The last time WorldNetDaily treated columnist Janet Folger's claims as fact, we discovered that they actually ranged from highly exaggerated to utterly false. So when WND authoritatively cited Folger again, the logical thing to do is investigate whether Folger was exaggerating here too -- WND certainly won't do this, since it made clear its preference for right-wing talking points over the truth.
In a Dec. 7 article -- in which we previously pointed out its biased descriptions of an anti-discrimination law and an anti-gay preacher who opposes it -- WND stated:
WND columnist Janet Folger earlier warned in a commentary called "Pastors: Act now or prepare for jail," that in New Hampshire, a crime that typically carries a sentence of 3 1/2 years was "enhanced" to 30 years because a robber shouted an anti-homosexual name at his victim.
The article linked to an April 24 column in which Folger wrote:
Robbing someone outside a convenience store is a Class-B felony in New Hampshire, which typically carries a sentence of three and a half to seven years in state prison along with a $4,000 fine. But according to Assistant County Attorney Roger Chadwick, if convicted of a "hate crime" (shouting an anti-homosexual name), the sentence becomes "enhanced" by 23-26 1/2 years – turning a three-year sentence into a 30-year sentence.
Oh, and it's not a hypothetical. According to the New Hampshire Union Leader, John Guimond, 23, faced those charges. He was charged with stealing a cell phone from a homosexual man, 24, and his underage "male partner" (a statutory rape violation), after approaching them in a parking lot.

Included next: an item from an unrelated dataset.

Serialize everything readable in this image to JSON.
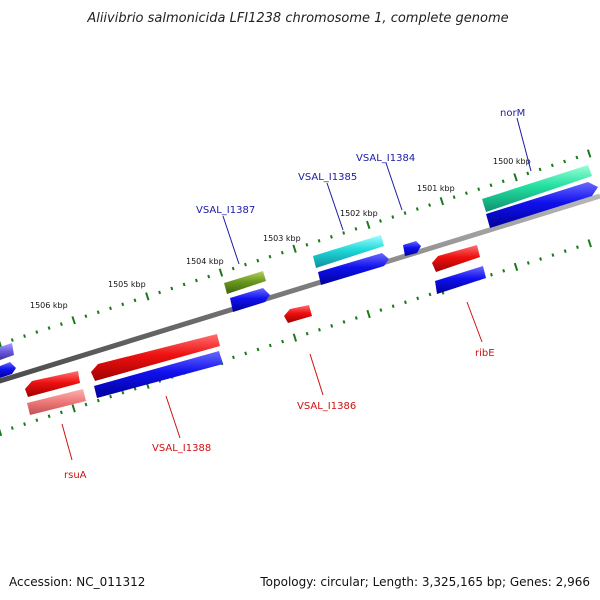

Stealing is a bad thing to do. But keep in mind, no weapon was used, no injury sustained. Just that mean name – something far, far worse. Think about it for a minute. If saying a mean anti-homosexual word adds an additional 23-26 ½ years to a sentence, and people live to around 80, that penalty is one-fourth of your life for the words you say. And while this was in addition to a robbery penalty, how much of a jump would it really be to penalize the speech "infraction" alone? And just what constitutes an "anti-gay epithet"? Would an "anti-gay epithet" be to say, "Homosexuality is a sin," or "Homosexuals should repent"? What if you informed someone that "Homosexuality is harmful to your health"? If I were you, I wouldn't try it in New Hampshire.
Folger fails to mention one important detail: Guimond was never sentenced on the hate-crime charge. As a March 10, 2005, Manchester, N.H., Union Leader article reported (h/t Good As You), Guimond pleaded guilty to the robbery charge in exchange for dropping two other hate crime-related charges. Indeed, it appears that prosecutors decided that the evidence ultimately didn't sustain the hate-crime charges. From the article:
"I think he targeted them for the usual reasons that someone would target another for a robbery," said Assistant County Attorney Shawn Sweeney, who prosecuted Guimond. "He was stealing from them."
In other words, the criminal justice system worked as it was supposed to by ultimately dropping a charge for which the prosecution apparently had insufficient evidence, something Folger -- and WND -- curiously (but, sadly, not suprisingly) failed to tell their readers.